Journal des débats (p. 25-30).




V


— Je ne sais quelle est votre opinion, Mme Weston, dit M. Knightley, sur l’intimité qui est en train de s’établir entre Emma et Henriette Smith. Quant à moi, je ne l’approuve pas.

— Vraiment ! Et pourquoi ?

— Je crains qu’elles n’aient une fâcheuse influence l’une sur l’autre.

— Vous m’étonnez, Harriet ne peut que gagner à ce contact et d’autre part, en devenant pour Emma un objet d’intérêt, elle rendra indirectement service à son amie. Je prévois que cette divergence d’opinions va servir de préface à une de nos querelles à propos d’Emma.

— Vous l’avez deviné sans doute : je profite de l’absence de M. Weston pour livrer bataille. Il faut que vous vous défendiez toute seule comme autrefois.

— M. Weston, s’il était là, serait assurément de mon côté, car il partage entièrement ma manière de voir : nous parlions précisément d’Emma, hier soir, et nous étions d’accord pour considérer comme une bonne fortune qu’il se soit trouvé, à Hartfield, une jeune fille en situation de lui tenir compagnie. Du reste, Monsieur Knightley, je vous récuse comme juge en cette affaire : vous êtes si habitué à vivre seul que vous ne pouvez pas vous rendre compte du réconfort qu’une femme trouve dans la société d’une de ses semblables. Je vois venir votre objection relativement à Harriet Smith : ce n’est pas la jeune fille supérieure que devrait être l’amie d’Emma… je l’accorde ; mais d’autre part, je sais qu’Emma se propose de lire avec Harriet, ce sera pour elle une occasion de s’occuper sérieusement.

— Depuis qu’elle a douze ans, Emma a l’intention de s’adonner à la lecture. Elle a dressé à différentes époques la liste des ouvrages qu’elle voulait lire. Je me rappelle avoir conservé un plan d’études composé à quatorze ans et qui faisait honneur à son jugement. Mais j’ai renoncé à attendre d’Emma un effort sérieux dans ce sens ; jamais elle ne se soumettra à un travail qui exige de la patience et de la suite. À coup sûr là où Mlle Taylor a échoué, Harriet Smith ne réussira pas ! Vous savez bien que vous n’avez jamais pu obtenir qu’elle consacrât à la lecture le temps nécessaire.

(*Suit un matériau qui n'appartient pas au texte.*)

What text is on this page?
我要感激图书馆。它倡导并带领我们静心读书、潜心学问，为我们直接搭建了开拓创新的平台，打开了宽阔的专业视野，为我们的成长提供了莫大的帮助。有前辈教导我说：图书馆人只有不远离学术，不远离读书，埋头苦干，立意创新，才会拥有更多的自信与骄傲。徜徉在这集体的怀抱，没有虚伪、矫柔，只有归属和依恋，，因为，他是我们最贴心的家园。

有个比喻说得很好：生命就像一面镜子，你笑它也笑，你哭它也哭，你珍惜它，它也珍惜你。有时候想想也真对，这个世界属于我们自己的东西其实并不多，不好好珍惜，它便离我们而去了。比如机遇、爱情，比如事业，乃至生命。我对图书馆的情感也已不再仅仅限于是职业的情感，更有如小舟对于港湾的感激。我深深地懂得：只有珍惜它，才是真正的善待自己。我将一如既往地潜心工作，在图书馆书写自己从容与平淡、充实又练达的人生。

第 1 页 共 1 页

— Il est possible, répondit Mme Weston en souriant, que tel ait été mon avis à cette époque, mais depuis notre séparation j’ai perdu tout souvenir qu’Emma ait jamais refusé de complaire à mes désirs.

— Il serait cruel de chercher à guérir ce genre d’amnésie, répondit M. Knightley affectueusement, mais moi dont aucun charme n’a émoussé les sens, je vois, j’entends et je me rappelle. Ce qui a gâté Emma c’est d’être la plus intelligente de sa famille ; elle a toujours fait preuve de vivacité d’esprit et d’assurance : Isabelle, au contraire, était timide et d’intelligence moyenne. Depuis l’âge de douze ans, c’est la volonté d’Emma qui a prévalu à Hartfield. En perdant sa mère, elle a perdu la seule personne qui aurait pu lui tenir tête. Elle a hérité de l’intelligence de Mme Woodhouse, mais le joug maternel lui a manqué.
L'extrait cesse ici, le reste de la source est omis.